3. Knowledge, like that acquired in the Garden of Eden, has ever been of two kinds, good and evil. In like manner, civilization has always carried death as well as enlightenment to primitive peoples. Besides useful metals and domestic animals, pestilence soon found entrance to the “ Paradise of the Pacific." In what way this species of Satan on several occasions gained admittance, we are not fully informed. Rev. J. G. Paton, in his autobiography, tells how in 1860 pestilence was introduced to one of the islands of the New Hebrides. Three ship captains, after putting on shore at different ports of Tanna four young men ill with measles, invited a chief, Kapuku, on board one of the vessels, promising to give him a present. They then confined him for twenty-four hours, without food, in the hold among measles-stricken patients, after which they put him on shore with the disease as the only present.
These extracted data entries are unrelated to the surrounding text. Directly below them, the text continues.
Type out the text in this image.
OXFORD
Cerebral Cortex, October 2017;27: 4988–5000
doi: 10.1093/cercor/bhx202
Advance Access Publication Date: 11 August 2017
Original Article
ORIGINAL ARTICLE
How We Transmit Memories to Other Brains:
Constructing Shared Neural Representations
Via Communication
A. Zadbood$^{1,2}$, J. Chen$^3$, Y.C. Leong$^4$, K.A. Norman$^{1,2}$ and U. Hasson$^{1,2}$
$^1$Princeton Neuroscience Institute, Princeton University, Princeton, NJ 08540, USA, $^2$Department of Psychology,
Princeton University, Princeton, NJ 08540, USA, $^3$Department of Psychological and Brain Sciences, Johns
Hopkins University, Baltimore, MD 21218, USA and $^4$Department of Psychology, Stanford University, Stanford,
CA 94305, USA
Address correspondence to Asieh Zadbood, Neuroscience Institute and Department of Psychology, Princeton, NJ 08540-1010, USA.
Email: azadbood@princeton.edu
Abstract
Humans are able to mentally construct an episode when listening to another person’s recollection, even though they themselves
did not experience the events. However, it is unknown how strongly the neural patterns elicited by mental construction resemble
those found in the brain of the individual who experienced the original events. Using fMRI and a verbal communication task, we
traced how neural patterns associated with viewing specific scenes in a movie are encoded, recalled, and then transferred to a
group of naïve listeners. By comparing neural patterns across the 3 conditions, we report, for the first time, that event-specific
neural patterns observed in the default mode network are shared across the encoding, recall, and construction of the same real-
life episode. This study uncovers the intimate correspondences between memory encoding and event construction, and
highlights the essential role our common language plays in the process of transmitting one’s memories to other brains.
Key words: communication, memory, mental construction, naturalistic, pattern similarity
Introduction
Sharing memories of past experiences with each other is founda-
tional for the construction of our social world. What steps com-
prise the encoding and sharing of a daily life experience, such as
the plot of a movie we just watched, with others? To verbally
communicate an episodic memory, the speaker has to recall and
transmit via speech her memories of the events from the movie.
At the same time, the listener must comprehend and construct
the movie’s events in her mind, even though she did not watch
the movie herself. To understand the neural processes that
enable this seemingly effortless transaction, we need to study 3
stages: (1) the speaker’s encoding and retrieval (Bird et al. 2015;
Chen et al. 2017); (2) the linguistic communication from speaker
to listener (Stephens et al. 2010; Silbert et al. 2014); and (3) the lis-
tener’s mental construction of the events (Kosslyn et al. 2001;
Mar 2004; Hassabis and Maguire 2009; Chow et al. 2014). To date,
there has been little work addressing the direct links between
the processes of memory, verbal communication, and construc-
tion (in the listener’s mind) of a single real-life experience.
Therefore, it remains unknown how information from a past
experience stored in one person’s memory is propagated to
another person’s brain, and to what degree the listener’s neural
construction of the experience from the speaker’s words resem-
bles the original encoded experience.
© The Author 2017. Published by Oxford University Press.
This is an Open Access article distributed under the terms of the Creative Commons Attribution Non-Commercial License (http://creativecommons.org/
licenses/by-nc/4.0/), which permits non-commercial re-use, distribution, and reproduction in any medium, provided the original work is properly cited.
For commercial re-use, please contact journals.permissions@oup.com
This gift was as fatal to the Tannese as was the wooden horse to the Trojans. “The measles thus introduced spread fearfully, and decimated the population of the island. In some villages men, women, and children were stricken down together, and none could give food or water to the sick or bury the dead." There is little doubt that pestilence has, at times, found entrance to Hawaii in a somewhat similar manner, and for a similar purpose—“to sweep (the inhabitants] away and let white men occupy the soil.” In 1804 an epidemic, commonly thought to have been the plague, was brought to the islands by foreigners — though in what particular manner is not now known. An epidemic when it makes its first appearance in a community is most fatal, owing partly to the susceptibility of the people and partly to their inexperience in treating it. Concerning this one David Malo related: “In the reign of Kamehameha, from the time I was born until I was nine years old, the pestilence visited the Hawaiian Islands, and the majority of the people from Hawaii to Niihau died.”

Under pestilence may be included venercal disease, because of its ravages and the rapidity with which it spread when first introduced. It was unknown among the natives until 1778.